Grindelwald leaned forward. "A Seer is more than a prophet. We don't just see the future. We feel the tremors of time, like echoes in our bones. Some visions are clear. Others are fragmented, disjointed, half-metaphor, half-warning. I've seen worlds burn, Tony. I've seen towers fall. Heroes rise. And… you."
Tony stared at him, the name hanging in the air like smoke.
"You've seen me?"
"Long before you put on that suit," Grindelwald said softly. "You've always been a fixed point in the web of fate."
Tony scoffed, taking another sip. "Well, that's creepy."
"I agree," Grindelwald said with a dry smile. "But that's not why I came."
Tony's brow furrowed. "Then why—?"
Grindelwald interrupted calmly. "Because we're family."
Spfft! Tony spat out his drink with an impressive spray, choking violently as he coughed and wiped his mouth on his sleeve.
"What?!"
Grindelwald didn't flinch. In fact, he looked rather pleased with the reaction.
Tony stood halfway from his chair, pointing at the wizard like he'd just told him he was also a unicorn. "Back up! Rewind. What the hell do you mean family?"
Grindelwald steepled his fingers, his voice quiet but firm. "I had an adoptive sibling. A sister. Her name was Julia Grindelwald. A witch of quiet talent but fierce conviction. She rejected everything — our name, our politics, our magic. She fell in love with a Muggle man. William Stark. Your great-grandfather."

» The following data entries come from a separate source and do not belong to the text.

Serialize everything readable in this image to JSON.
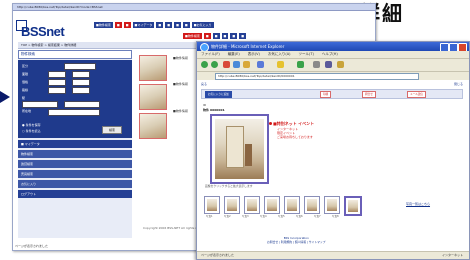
{
  "heading": "詳細",
  "back_window": {
    "title_bar": "http://cube:8080/bss-net/Top/detail/kenID?mode=BSSnet",
    "logo": "BSSnet",
    "top_menu": [
      "■物件検索",
      "■ ",
      "■ ",
      "■マイデータ",
      "■ ",
      "■ ",
      "■ ",
      "■ ",
      "■お気に入り"
    ],
    "second_menu": [
      "■物件検索",
      "■ ",
      "■ ",
      "■ ",
      "■ ",
      "■ ",
      "■ ",
      "■ "
    ],
    "breadcrumb": "TOP > 物件検索 > 検索結果 > 物件詳細",
    "search_title": "物件検索",
    "search_labels": [
      "区分",
      "面積",
      "価格",
      "路線",
      "駅",
      "所在地"
    ],
    "search_button": "検索",
    "radio_labels": [
      "● 条件を保存",
      "○ 条件を読込"
    ],
    "side_links": [
      "■ マイデータ",
      "物件検索",
      "賃貸検索",
      "売買検索",
      "お気に入り",
      "ログアウト"
    ],
    "content_rows": [
      "■物件情報",
      "■物件情報",
      "■物件情報"
    ],
    "row_buttons": [
      "詳細を見る",
      "詳細を見る",
      "詳細を見る"
    ],
    "footer": "Copyright 2006 BSS-NET All rights reserved.",
    "status": "ページが表示されました"
  },
  "front_window": {
    "title": "物件詳細 - Microsoft Internet Explorer",
    "menu": [
      "ファイル(F)",
      "編集(E)",
      "表示(V)",
      "お気に入り(A)",
      "ツール(T)",
      "ヘルプ(H)"
    ],
    "address": "http://cube:8080/bss-net/Top/detail/kenID/0000001",
    "page_top": "戻る",
    "close_link": "閉じる",
    "bar_buttons": [
      "お気に入りに追加",
      "印刷",
      "問合せ",
      "メール送信"
    ],
    "property_code": "ID",
    "property_code_value": "物件 0000001",
    "event_title": "■特別ネット イベント",
    "event_lines": [
      "インターネット",
      "限定イベント",
      "ご来場お待ちしております"
    ],
    "photo_caption": "画像をクリックすると拡大表示します",
    "thumb_labels": [
      "写真1",
      "写真2",
      "写真3",
      "写真4",
      "写真5",
      "写真6",
      "写真7",
      "写真8"
    ],
    "photo_link": "写真一覧はこちら",
    "footer_line1": "BSS Incorporation",
    "footer_line2": "お問合せ | 利用規約 | 個人情報 | サイトマップ",
    "status_left": "ページが表示されました",
    "status_zone": "インターネット"
  }
}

Tony sat back down hard, the weight of those words crashing into him like one of his own repulsor blasts. "You're telling me… Julia Grindelwald… is my great-grandmother?"
Grindelwald nodded. "She chose exile. Love over legacy. She married William in secret, erased all magical records, and bound her bloodline to the Muggle world to protect it."
Tony blinked rapidly. "But— that would mean—" He ran both hands through his hair, visibly overwhelmed. "—that the Stark bloodline has magic in it." Of course, Tony is aware of this, But still holy shit, what a bomb.
"Dormant, suppressed… but yes," Grindelwald said. "You carry both legacies. Magic and machine. You are the crossroad, Tony. The bridge between two worlds that have long remained divided."
Tony stared at his glass, then at his hands, as if seeing them for the first time. "That explains a lot"
"Exactly," Grindelwald said softly. "Your magic may be sleeping… but it remembers."
Tony looked up slowly, eyes narrowed. "Why now? Why come to me with this now?"
Grindelwald met his gaze. "Because the world is changing. Magic is stirring. The veil between realms is thinning. And whether you like it or not, you are going to be part of what comes next. One way… or another."
The silence in the room grew thick.
Finally, Tony exhaled and leaned back again, trying to regain his cool.
"God," he muttered, glancing upward. "Why do you keep making the villains hot?"
Grindelwald actually laughed — a real, amused laugh. "That's the first compliment I've received in decades."
Tony sighed, dragging a hand down his face. "Alright, Cousin Wizard. You dropped the bomb. Now give me a minute to process before I freak out, build a magical Iron Man suit, and fly to Scotland to scream at my ancestors."
Grindelwald simply raised his glass in salute. "Take all the time you need, Anthony Stark. The past is patient… but the future? Not so much."